Repite a menudo y reza este versículo del salmo:

«Me adelanto a la aurora pidiendo auxilio, esperando tus palabras» (v. 147).

e) Para la lectura espiritual

Hay un libro en la Sagrada Escritura que se distingue de todos los otros por el hecho de contener sólo oraciones. Es el libro de los salmos. A primera vista resulta muy sorprendente encontrar en la Biblia un libro de oración. En efecto, la Sagrada Escritura es la Palabra de Dios dirigida a nosotros, mientras que las oraciones son palabras humanas. ¿Cómo pueden entrar en la Biblia? No nos dejemos engañar: la Biblia es Palabra de Dios también en lo que toca a los salmos. Pero, entonces, ¿son Palabra de Dios las oraciones a Dios? Es algo que nos resulta difícilmente comprensible. Si lo pensamos, lo único que podemos comprender es que sólo de Jesucristo podemos aprender de manera justa, que en él nos encontramos en presencia de la Palabra del Hijo de Dios que vive en medio de los hombres, que se dirige al Padre, que vive en la eternidad. Jesucristo ha llevado ante Dios todas las miserias, todas las alegrías, toda gratitud y todas las esperanzas de los hombres. En sus labios, la palabra humana se convierte en Palabra de Dios, y, con nuestra participación en su oración, la Palabra de Dios se convierte a su vez en palabra humana. De este modo, todas las oraciones de la Biblia son oraciones con las que nosotros participamos en la oración de Jesucristo, en la que él nos implica, llevándonos ante la presencia de Dios; de otro modo, no son oraciones adecuadas, porque sólo podemos orar en y con Jesucristo.

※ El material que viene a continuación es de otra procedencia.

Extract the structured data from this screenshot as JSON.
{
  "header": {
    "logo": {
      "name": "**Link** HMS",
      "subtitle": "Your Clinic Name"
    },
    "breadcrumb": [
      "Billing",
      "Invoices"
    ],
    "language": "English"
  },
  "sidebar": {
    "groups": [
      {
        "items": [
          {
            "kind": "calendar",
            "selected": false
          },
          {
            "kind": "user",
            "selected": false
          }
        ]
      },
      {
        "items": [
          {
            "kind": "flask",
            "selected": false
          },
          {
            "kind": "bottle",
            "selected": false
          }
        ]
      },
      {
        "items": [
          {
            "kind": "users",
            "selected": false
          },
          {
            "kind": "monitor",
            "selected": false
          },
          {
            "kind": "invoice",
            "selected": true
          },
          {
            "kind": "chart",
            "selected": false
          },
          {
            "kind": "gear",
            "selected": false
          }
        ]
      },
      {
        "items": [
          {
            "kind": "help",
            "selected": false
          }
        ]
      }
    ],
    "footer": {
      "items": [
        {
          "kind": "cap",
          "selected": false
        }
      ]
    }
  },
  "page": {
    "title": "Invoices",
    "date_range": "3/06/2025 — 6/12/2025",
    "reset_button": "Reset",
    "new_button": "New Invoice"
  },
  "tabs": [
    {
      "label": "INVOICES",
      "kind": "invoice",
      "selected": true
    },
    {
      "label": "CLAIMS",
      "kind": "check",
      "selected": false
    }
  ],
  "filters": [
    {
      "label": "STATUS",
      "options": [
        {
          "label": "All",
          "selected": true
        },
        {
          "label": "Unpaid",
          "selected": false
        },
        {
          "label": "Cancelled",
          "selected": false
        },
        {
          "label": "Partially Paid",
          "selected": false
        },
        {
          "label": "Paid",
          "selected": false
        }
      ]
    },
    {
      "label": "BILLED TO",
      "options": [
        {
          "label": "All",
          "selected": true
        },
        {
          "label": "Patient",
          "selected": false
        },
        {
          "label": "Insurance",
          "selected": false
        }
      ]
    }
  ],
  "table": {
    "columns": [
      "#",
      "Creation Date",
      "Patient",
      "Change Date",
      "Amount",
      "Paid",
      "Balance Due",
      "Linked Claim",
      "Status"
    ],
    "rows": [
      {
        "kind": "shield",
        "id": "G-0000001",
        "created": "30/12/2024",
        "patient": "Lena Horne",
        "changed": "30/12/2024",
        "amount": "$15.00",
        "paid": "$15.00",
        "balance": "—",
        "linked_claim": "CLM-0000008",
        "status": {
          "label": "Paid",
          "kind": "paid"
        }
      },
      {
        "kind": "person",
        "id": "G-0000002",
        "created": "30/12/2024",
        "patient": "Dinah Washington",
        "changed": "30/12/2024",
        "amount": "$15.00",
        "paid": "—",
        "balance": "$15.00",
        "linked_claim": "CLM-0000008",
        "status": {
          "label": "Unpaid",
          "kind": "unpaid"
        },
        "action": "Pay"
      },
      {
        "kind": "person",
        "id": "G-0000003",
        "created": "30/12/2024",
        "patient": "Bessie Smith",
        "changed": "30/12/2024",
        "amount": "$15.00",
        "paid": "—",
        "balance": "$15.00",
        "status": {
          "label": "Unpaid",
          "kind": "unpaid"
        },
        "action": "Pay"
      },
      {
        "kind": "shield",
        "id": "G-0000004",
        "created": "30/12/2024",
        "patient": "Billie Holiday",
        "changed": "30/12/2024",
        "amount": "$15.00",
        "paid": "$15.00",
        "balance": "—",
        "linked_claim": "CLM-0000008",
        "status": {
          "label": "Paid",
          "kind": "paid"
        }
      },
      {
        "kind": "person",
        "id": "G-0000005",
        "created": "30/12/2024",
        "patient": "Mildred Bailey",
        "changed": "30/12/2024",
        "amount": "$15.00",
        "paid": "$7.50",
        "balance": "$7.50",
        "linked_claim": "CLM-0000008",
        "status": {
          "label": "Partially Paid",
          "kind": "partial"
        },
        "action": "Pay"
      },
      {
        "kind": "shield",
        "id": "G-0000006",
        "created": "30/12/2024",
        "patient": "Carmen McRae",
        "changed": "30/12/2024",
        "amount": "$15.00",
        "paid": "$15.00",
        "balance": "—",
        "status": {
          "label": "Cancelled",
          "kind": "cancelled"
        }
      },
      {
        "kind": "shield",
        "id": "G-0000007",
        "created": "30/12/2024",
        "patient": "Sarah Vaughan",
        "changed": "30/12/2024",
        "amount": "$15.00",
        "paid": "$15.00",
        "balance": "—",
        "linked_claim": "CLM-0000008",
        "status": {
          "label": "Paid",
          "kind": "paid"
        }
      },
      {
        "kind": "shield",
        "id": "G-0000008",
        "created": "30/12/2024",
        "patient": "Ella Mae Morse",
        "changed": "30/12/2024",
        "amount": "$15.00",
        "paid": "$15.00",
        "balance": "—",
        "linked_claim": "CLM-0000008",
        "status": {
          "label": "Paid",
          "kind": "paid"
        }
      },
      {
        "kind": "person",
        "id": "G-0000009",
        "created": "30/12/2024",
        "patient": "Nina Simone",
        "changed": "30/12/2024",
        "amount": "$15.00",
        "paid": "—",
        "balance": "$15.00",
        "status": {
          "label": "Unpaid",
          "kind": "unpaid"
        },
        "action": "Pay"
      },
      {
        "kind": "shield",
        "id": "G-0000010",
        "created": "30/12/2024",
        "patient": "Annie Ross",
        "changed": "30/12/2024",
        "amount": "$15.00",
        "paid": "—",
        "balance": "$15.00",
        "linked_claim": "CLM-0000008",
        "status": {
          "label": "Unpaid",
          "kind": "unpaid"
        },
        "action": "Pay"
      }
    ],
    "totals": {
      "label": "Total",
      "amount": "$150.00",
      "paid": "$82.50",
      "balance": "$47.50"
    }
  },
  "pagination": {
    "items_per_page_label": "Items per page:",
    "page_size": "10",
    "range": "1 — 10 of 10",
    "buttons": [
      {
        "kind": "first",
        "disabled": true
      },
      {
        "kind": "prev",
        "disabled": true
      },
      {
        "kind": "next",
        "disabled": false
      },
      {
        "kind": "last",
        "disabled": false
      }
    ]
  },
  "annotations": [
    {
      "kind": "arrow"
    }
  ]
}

A partir de este presupuesto, si queremos leer y rezar las oraciones de la Biblia, y en particular los salmos, no debemos empezar preguntándonos qué relación tienen con nosotros, sino qué relación tienen con Jesucristo. Debemos preguntarnos cómo comprender los salmos en cuanto Palabra de Dios; sólo en ese punto podemos participar en la oración que en ellos se pronuncia. No tiene ninguna importancia que los salmos expresen precisamente el sentimiento que esté presente en nuestro corazón. Tal vez sea incluso necesario orar oponiéndonos a nuestro corazón si queremos orar bien. Lo importante no es lo que responde a nuestra voluntad, sino lo que Dios quiere que digamos en nuestra invocación. Si tuviéramos que contar sólo con nosotros mismos, nuestra oración sería con frecuencia únicamente la cuarta invocación del padrenuestro. Pero Dios lo ha establecido de manera diferente: no es la pobreza de nuestro corazón lo que debe caracterizar nuestra oración, sino la riqueza de la Palabra de Dios (D. Bonhoeffer, II libro de preghiera della Bibbia. Introduzione al salmi, Queriniana, Brescia 1991, pp. 100ss).